Abstract

Dear Editor,
We have read the letter written by Parisi et al. (1) in reply to our letter (2), and we cannot agree with several of their assertions.
First, we will discuss some points of their proposed classification, shown in table 1 of their first letter (3). In the present letter (1) they reaffirm as of ‘considerable importance’ their criterion B (‘Headache that is ipsilateral or contralateral to lateralized ictal epileptiform EEG discharges [if EEG discharges are lateralized]’). As they surely know, there are cases of epileptic headache with not lateralized pain and lateralized EEG discharges (see table in (4)), therefore their criterion cannot be valid, as it will exclude some patients, also a few included in table 1 of their recent article (5). In our letter (2), we were trying to justify Parisi’s erroneous criterion (3), assuming that they were referring to the condition called ‘hemicrania epileptica’. In any case, we discussed this definition (2). Now Parisi et al. ((1), paragraph 2) sustain the validity of the term ‘hemicrania epileptica’ to be ‘reserved for all cases in which a IEH (ictal epileptic headache) is present and is associated synchronously or sequentially with other ictal sensory-motor events’. They should take in account that the distinctive criterion for ‘hemicrania epileptica’ is the ipsilaterality of the unilateral head-pain (‘hemi-crania’) and the epileptic discharge, and not the manifestations following the headache. Motor/sensory/autonomic epileptic events following an ‘epileptic headache’ constitute a variant of its expression, to be differentiated from the ‘pure’ (or ‘isolated’) form (2,4). In this variant, the headache represents an ‘aura’ preceding the other epileptic manifestations. Taking this opportunity, we would like to underline that only the episodes of ‘pure’ epileptic headache have a clinical relevance, requiring a diagnostic differentiation from other types of headache, particularly in patients not presenting other types of seizures and epileptic abnormalities in the interictal EEG (4).
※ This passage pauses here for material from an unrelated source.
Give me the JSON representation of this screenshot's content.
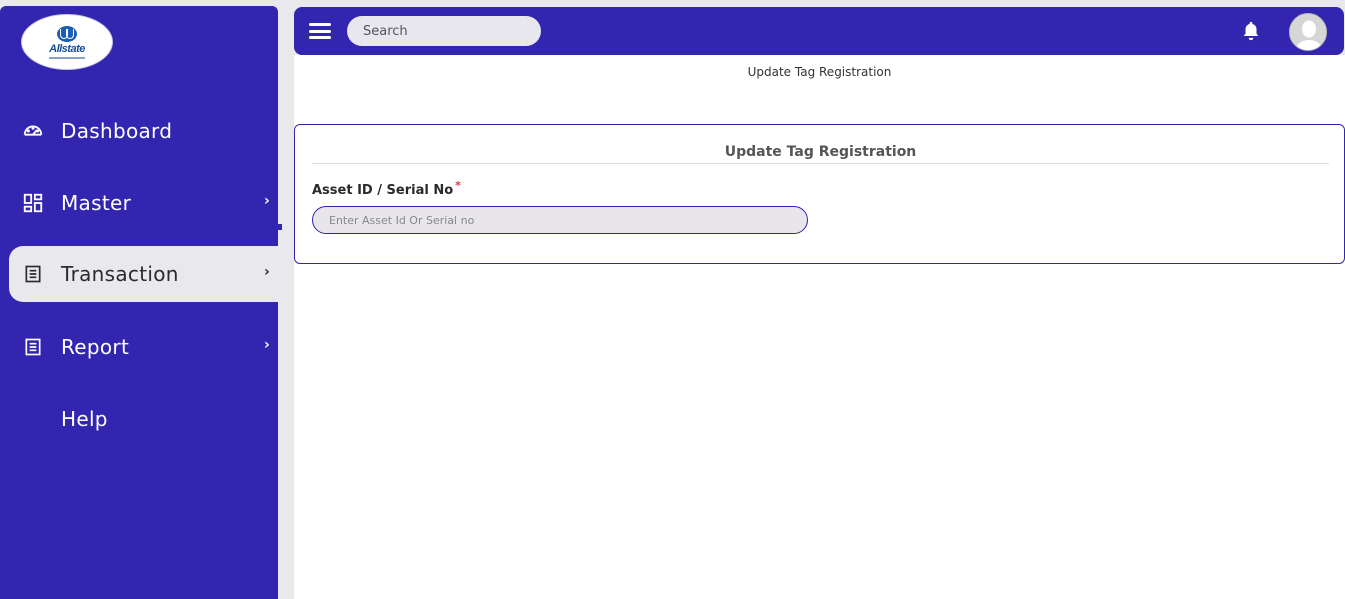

We are pleased that Parisi et al. (1), using our motivation that a seizure may not respond to antiepileptic treatment (2), implicitly agree with our suggestion to eliminate the classification criterion D (‘Headache resolves immediately after i.v. antiepileptic medication’), which they propose as compulsory (‘must all be fulfilled’) in table 1 of their first letter (3).
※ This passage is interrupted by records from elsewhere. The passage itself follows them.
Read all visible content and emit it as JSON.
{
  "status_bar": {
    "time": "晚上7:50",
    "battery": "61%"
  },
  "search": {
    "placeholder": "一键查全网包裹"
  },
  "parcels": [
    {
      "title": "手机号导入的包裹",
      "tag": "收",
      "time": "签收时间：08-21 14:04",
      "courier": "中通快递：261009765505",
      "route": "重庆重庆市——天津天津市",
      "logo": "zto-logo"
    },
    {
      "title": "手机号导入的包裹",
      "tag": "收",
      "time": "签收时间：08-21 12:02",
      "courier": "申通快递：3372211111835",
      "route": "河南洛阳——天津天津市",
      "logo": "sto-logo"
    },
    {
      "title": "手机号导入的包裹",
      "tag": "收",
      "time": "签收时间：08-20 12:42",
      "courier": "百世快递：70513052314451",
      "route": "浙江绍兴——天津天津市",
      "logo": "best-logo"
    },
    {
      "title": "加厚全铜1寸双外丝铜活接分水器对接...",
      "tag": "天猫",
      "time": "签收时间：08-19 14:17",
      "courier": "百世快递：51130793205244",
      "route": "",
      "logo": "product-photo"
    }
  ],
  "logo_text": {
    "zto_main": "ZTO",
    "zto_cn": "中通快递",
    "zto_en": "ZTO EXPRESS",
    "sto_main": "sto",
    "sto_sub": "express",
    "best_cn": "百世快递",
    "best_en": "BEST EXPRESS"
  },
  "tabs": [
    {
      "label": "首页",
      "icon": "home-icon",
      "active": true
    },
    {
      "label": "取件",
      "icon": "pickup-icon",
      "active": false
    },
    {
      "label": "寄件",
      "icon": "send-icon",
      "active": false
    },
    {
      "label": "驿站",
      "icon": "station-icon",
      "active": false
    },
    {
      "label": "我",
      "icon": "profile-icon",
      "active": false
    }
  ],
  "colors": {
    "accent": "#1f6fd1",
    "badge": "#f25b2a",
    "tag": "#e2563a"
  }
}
We confirm to Parisi et al. (1), that we do not support the term ‘ictal headache’, as they can verify reading our letter. Instead, we think that the term ‘ictal epileptic headache’, is redundant, as per se ictal signifies ‘relating to a seizure’ (Oxford Dictionary), ‘relating to a seizure or convulsion ‘(Farlex Dictionary), ‘relating to or caused by a stroke or seizure’ (The American Heritage Medical Dictionary). As we said in our letter (2), we think that the term ‘epileptic headache’ is exhaustive, also because an epileptic headache is necessarily and obviously ictal (post-ictal, pre-ictal and inter-ictal headaches are not epileptic headaches).
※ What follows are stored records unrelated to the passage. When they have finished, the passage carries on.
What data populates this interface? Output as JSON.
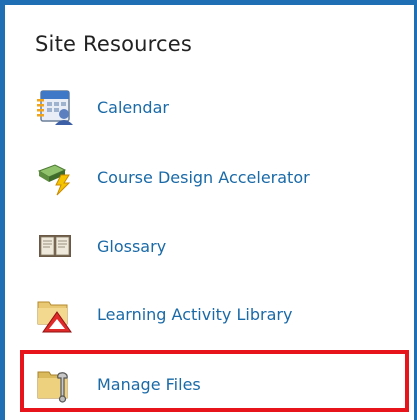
{
  "panel": {
    "title": "Site Resources"
  },
  "items": [
    {
      "label": "Calendar",
      "icon": "calendar-icon"
    },
    {
      "label": "Course Design Accelerator",
      "icon": "course-design-accelerator-icon"
    },
    {
      "label": "Glossary",
      "icon": "glossary-book-icon"
    },
    {
      "label": "Learning Activity Library",
      "icon": "learning-activity-library-icon"
    },
    {
      "label": "Manage Files",
      "icon": "manage-files-folder-icon"
    }
  ],
  "colors": {
    "border": "#1f6fb5",
    "link": "#1a6aa8",
    "highlight": "#e8141c"
  }
}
Finally, we assure Parisi et al. (1) that in no way did we indicate as ‘mandatory’ the use of EEG recording by cerebral deep electrodes. We only suggested, on the basis of some cases reported in the literature in which the scalp EEG was normal, to also introduce the deep EEG in the diagnostic criteria, with this formulation: ‘… discharges on scalp or deep EEG concomitantly with headache’ (paragraph 4 of our letter, last line). Additional data on the subject are available (6).